Bushby, who played rugby in his youth, was unable to do much physical exercise. He had to learn to walk all over again with a prosthetic device, but maintained a very positive attitude: “I could either go down or go up.”
He chose up.
Though friends, a local travel agency, Costa Rica Vacations, learned about his struggle, made worse by a limited budget of government aid. The company organized a complimentary trip a year ago to Costa Rica’s Envision Festival, where subsequently Dean took a fall and broke his wrist.
Determined to finish his trip, he traveled to Tamarindo, in the northwestern province of Guanacaste, and settled in a complimentary room from the Best Western Tamarindo Vista Villas.
At the hotel, he met Eric Atkinson of Salty Sols Surf School, who shared Bushby’s positive attitude. The instructor suggested Bushby try surfing.
“Before last year I had not been in the ocean for 15 years. I thought, why not give it a go?’” Bushby remembered.
After the accident, Bushby had not tried any other sports. However, he immediately found the ocean to be exhilarating. On his first rides, he lay down on the surfboard and rode the whitewater in that way.
“He had a lot of fun being in the water,” recalled Atkinson. “And we did try and figure out how he could pop up, but the best he could do was get to his hands and put the back foot down.”
Atkinson and Bushby started brainstorming about how Bushby could actually stand up on a board. The first thing they decided was that when Bushby returned to England, he needed to get a prosthetic that could be used in the water. Indeed, he went back and got fitted for one — a strap-on that is secured with his wetsuit.
Once again, Costa Rica Vacations and Best Western Tamarindo Vista Villas gave him a complimentary trip so he could return to Costa Rica and test out his new equipment.
The duo talked about the possibility of knee boarding. While Bushby was in England, Atkinson sent him videos of that sport, and Bushby got a board made for that purpose. When they tried it in Tamarindo, however, it was a little unstable; they decided to look for more flotation so Bushby could get up on his feet in the waves.

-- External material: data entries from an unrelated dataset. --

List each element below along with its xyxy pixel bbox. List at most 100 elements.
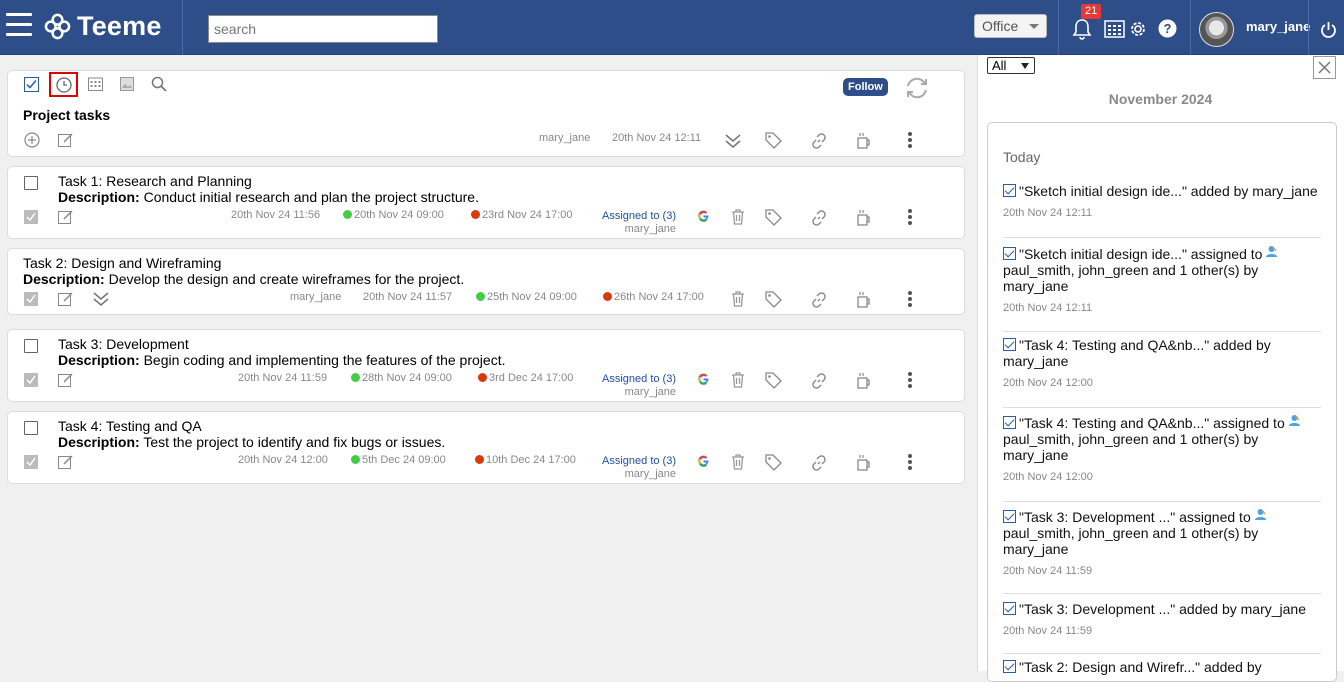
expand-all-icon[interactable] <box>724 133 742 149</box>
calendar-view-icon[interactable] <box>88 77 103 91</box>
username[interactable]: mary_jane <box>1246 19 1310 34</box>
hamburger-menu-icon[interactable] <box>6 13 32 37</box>
task-due-date: 23rd Nov 24 17:00 <box>471 209 573 221</box>
start-dot <box>343 210 352 219</box>
notification-badge: 21 <box>1081 4 1102 19</box>
activity-filter-dropdown[interactable]: All <box>987 57 1035 74</box>
bell-icon[interactable] <box>1072 18 1092 40</box>
feed-item[interactable]: "Task 3: Development ..." added by mary_… <box>1003 601 1321 637</box>
edit-icon[interactable] <box>58 132 74 148</box>
edit-icon[interactable] <box>58 291 74 307</box>
more-options-icon[interactable] <box>907 131 913 149</box>
power-icon[interactable] <box>1320 21 1337 39</box>
feed-item[interactable]: "Task 4: Testing and QA&nb..." added by … <box>1003 337 1321 389</box>
task-user: mary_jane <box>290 291 342 303</box>
link-icon[interactable] <box>810 132 828 150</box>
link-icon[interactable] <box>810 209 828 227</box>
link-icon[interactable] <box>810 454 828 472</box>
follow-button[interactable]: Follow <box>843 78 888 96</box>
feed-text-continued: paul_smith, john_green and 1 other(s) by… <box>1003 525 1259 557</box>
feed-text-continued: paul_smith, john_green and 1 other(s) by… <box>1003 262 1259 294</box>
feed-item[interactable]: "Task 3: Development ..." assigned to pau… <box>1003 508 1321 577</box>
task-title[interactable]: Task 4: Testing and QA <box>58 418 202 434</box>
trash-icon[interactable] <box>731 209 745 225</box>
divider <box>1003 407 1321 408</box>
divider <box>182 0 183 55</box>
assigned-count[interactable]: Assigned to (3) <box>602 373 676 385</box>
tag-icon[interactable] <box>765 209 782 226</box>
refresh-icon[interactable] <box>904 76 930 100</box>
task-checkbox[interactable] <box>24 421 38 435</box>
tag-icon[interactable] <box>765 372 782 389</box>
completed-checkbox-icon[interactable] <box>24 455 38 469</box>
due-date-text: 26th Nov 24 17:00 <box>614 291 704 303</box>
completed-checkbox-icon[interactable] <box>24 373 38 387</box>
trash-icon[interactable] <box>731 372 745 388</box>
task-checkbox[interactable] <box>24 176 38 190</box>
edit-icon[interactable] <box>58 209 74 225</box>
google-icon[interactable] <box>697 373 710 386</box>
task-title[interactable]: Task 2: Design and Wireframing <box>23 255 221 271</box>
task-card: Task 4: Testing and QA Description: Test… <box>7 411 965 484</box>
assigned-to-link[interactable]: Assigned to (3) mary_jane <box>602 455 676 480</box>
tag-icon[interactable] <box>765 291 782 308</box>
edit-icon[interactable] <box>58 372 74 388</box>
add-circle-icon[interactable] <box>24 132 40 148</box>
task-title[interactable]: Task 3: Development <box>58 336 189 352</box>
project-date: 20th Nov 24 12:11 <box>612 132 702 144</box>
cup-icon[interactable] <box>856 291 872 309</box>
link-icon[interactable] <box>810 372 828 390</box>
feed-item[interactable]: "Sketch initial design ide..." added by … <box>1003 183 1321 219</box>
close-panel-button[interactable] <box>1313 56 1336 79</box>
due-date-text: 23rd Nov 24 17:00 <box>482 209 573 221</box>
tag-icon[interactable] <box>765 132 782 149</box>
divider <box>1058 0 1059 55</box>
trash-icon[interactable] <box>731 454 745 470</box>
search-input[interactable] <box>208 15 438 43</box>
expand-subtasks-icon[interactable] <box>92 291 110 307</box>
more-options-icon[interactable] <box>907 208 913 226</box>
task-description: Description: Develop the design and crea… <box>23 271 464 287</box>
feed-text: "Task 2: Design and Wirefr..." added by <box>1019 659 1262 675</box>
avatar[interactable] <box>1199 12 1234 47</box>
google-icon[interactable] <box>697 455 710 468</box>
task-checkbox[interactable] <box>24 339 38 353</box>
top-navigation-bar: Teeme Office 21 ? mary_jane <box>0 0 1344 55</box>
cup-icon[interactable] <box>856 454 872 472</box>
more-options-icon[interactable] <box>907 290 913 308</box>
image-view-icon[interactable] <box>120 77 134 91</box>
tag-icon[interactable] <box>765 454 782 471</box>
gear-icon[interactable] <box>1128 19 1148 39</box>
google-icon[interactable] <box>697 210 710 223</box>
office-dropdown[interactable]: Office <box>974 14 1047 38</box>
due-date-text: 10th Dec 24 17:00 <box>486 454 576 466</box>
completed-checkbox-icon[interactable] <box>24 210 38 224</box>
task-title[interactable]: Task 1: Research and Planning <box>58 173 252 189</box>
due-dot <box>471 210 480 219</box>
link-icon[interactable] <box>810 291 828 309</box>
assigned-count[interactable]: Assigned to (3) <box>602 210 676 222</box>
feed-item[interactable]: "Sketch initial design ide..." assigned … <box>1003 245 1321 314</box>
task-check-icon <box>1003 660 1016 673</box>
help-icon[interactable]: ? <box>1158 19 1177 38</box>
clock-view-button[interactable] <box>49 72 78 97</box>
assigned-to-link[interactable]: Assigned to (3) mary_jane <box>602 210 676 235</box>
cup-icon[interactable] <box>856 132 872 150</box>
more-options-icon[interactable] <box>907 453 913 471</box>
checkbox-view-icon[interactable] <box>24 77 39 92</box>
assigned-to-link[interactable]: Assigned to (3) mary_jane <box>602 373 676 398</box>
more-options-icon[interactable] <box>907 371 913 389</box>
teeme-logo[interactable]: Teeme <box>44 11 162 42</box>
completed-checkbox-icon[interactable] <box>24 292 38 306</box>
start-dot <box>476 292 485 301</box>
assigned-count[interactable]: Assigned to (3) <box>602 455 676 467</box>
feed-item[interactable]: "Task 2: Design and Wirefr..." added by <box>1003 659 1321 675</box>
edit-icon[interactable] <box>58 454 74 470</box>
feed-item[interactable]: "Task 4: Testing and QA&nb..." assigned … <box>1003 414 1321 483</box>
cup-icon[interactable] <box>856 209 872 227</box>
trash-icon[interactable] <box>731 291 745 307</box>
divider <box>1003 501 1321 502</box>
search-icon[interactable] <box>151 76 167 92</box>
cup-icon[interactable] <box>856 372 872 390</box>
calendar-icon[interactable] <box>1104 19 1125 38</box>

The equipment became a big fat 10’ longboard surfboard.
“It was brand new to both of us,” said Atkinson, explaining the process. “On the first day, Dean put his right food back, but it was tough with the prosthetic in front because that’s the front leg is the one that does a lot of movement for surfers. So, we switched it up, back leg prosthetic.”
That actually worked a whole lot better. That’s when he stood up and rode it.
“It was crazy. I would never have dreamed of this,” exclaimed Dean. “I’m going to keep doing this working towards surfing without Eric in the water with me. I don’t want to put anyone in danger. I need to work out my legs and make them stronger and I’ll be in Pure Gym in Leeds.”
While in Tamarindo, at Eric’s suggestion, Bushby added yoga to his program, another first since losing his leg. That’s another thing he’ll keep up at home.
Dean hopes to one day surf the North Yorkshire coast back home, but in the meantime he and Atkinson are thinking of getting a van and traveling around, Costa Rica surfing and camping.
“This trip was pretty life changing,” Bushby concluded.